Wir alle kennen die Begriffe Blogger und Influencer aus dem täglichen Gebrauch. Wer sich regelmäßig mit dem Geld verdienen im Internet beschäftigt, wird wahrscheinlich auch Blog Marketing und Influencer Marketing schon gehört haben. Dabei wollen häufig Firmen ihre Sichtbarkeit mit einer Zusammenarbeit erhöhen, um auf sich aufmerksam zu machen. Wobei sich die Kampagnen mit Bloggern bzw. Influencern unterscheiden, zumindest in der Umsetzung der Ziele. Es wird auf gänzlich andere KPIs (Key Performance Indikatoren = Schlüsselkennzahlen) geschaut als zum Beispiel im Blog Marketing.

Was letztlich im Influencer Marketing dazu führt, dass ein Blogger nicht immer als Influencer wahrgenommen wird. In meinen Augen ist das jedoch ein wenig oberflächlich betrachtet. Denn manchmal verschmelzen die beiden Begrifflichkeiten so ineinander, dass es kaum noch möglich ist zu sagen, ob eine Person nun ein Blogger oder ein Influencer ist.
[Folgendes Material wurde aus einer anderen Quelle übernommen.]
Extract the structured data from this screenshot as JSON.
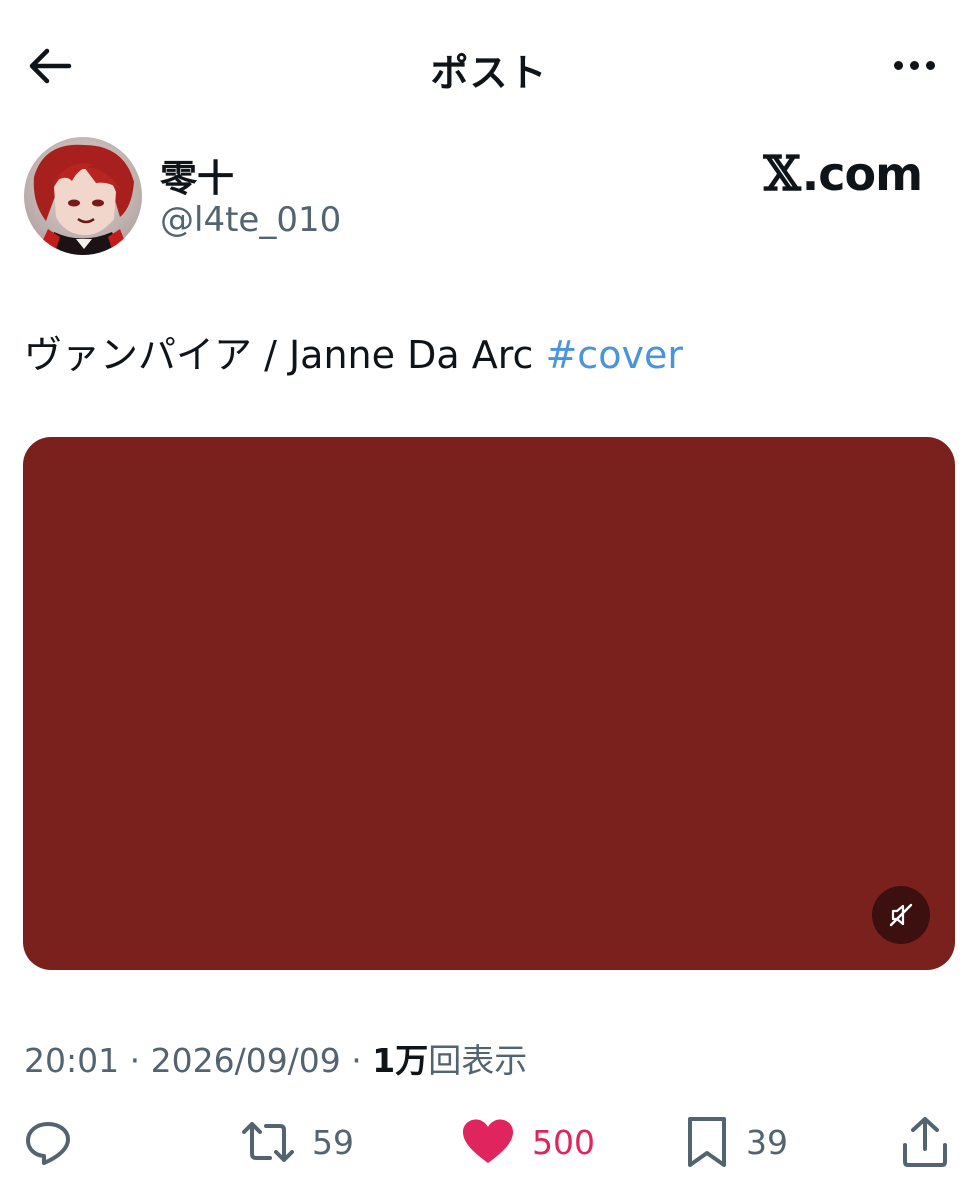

In den sozialen Medien habe ich dazu bereits verschiedene Meinungen gelesen. Teilweise wird sogar auf eine strikte Trennung der beiden Begrifflichkeiten bestanden.

Dieses sehr umstrittene Thema steht schon länger auf meiner To-Do-Liste. Aus diesem Grund will ich mich heute im Rahmen eines Blogartikels intensiver damit beschäftigen. Dabei will ich Dir eine Definition des klassischen Bloggers und Influencers präsentieren. Um dann mit einigen Praxisbeispielen zu erkunden, ob ein Blogger nicht doch auch im Influencer Marketing aktiv sein kann. Hast Du Lust mit mir zusammen tiefer in diese interessante Welt einzutauchen?

Der Unterschied zwischen Bloggern / Influencern?

Was ist ein Blogger?

Ich möchte das Rad hier defintiv nicht neu erfinden. Aus diesem Grund ein kleines Zitat von Wikipedia zum Begriff Blogger:

Ein Blogger [blɔger], international auch Weblogger genannt, ist Herausgeber oder Verfasser von Blog-Beiträgen. Dazu lässt sich eine eigene Website oder ein Portal nutzen. Ein Blogger steht als wesentlicher Autor über dem Text, schreibt zumeist in der Ich-Perspektive und integriert seine persönliche Meinung. Er ist Teilnehmer der Blogosphäre und verlinkt seine Beiträge häufig mittels Trackbacks oder Pingbacks zu anderen Blogs, um eine größere Bekanntheit zu erlangen. Blogger können als Webautoren angesehen werden und gehören allen sozialen Schichten, Alters- sowie Berufsgruppen an. Sie sind ein entscheidender Hinweisgeber für den klassischen sowie den Online-Journalismus.[1] Der Autor kann innerhalb eines Blogbeitrags testen, wie relevant das Thema für seine Leser ist, und mit Hilfe des Feedbacks eine eigene Geschichte schreiben.[2]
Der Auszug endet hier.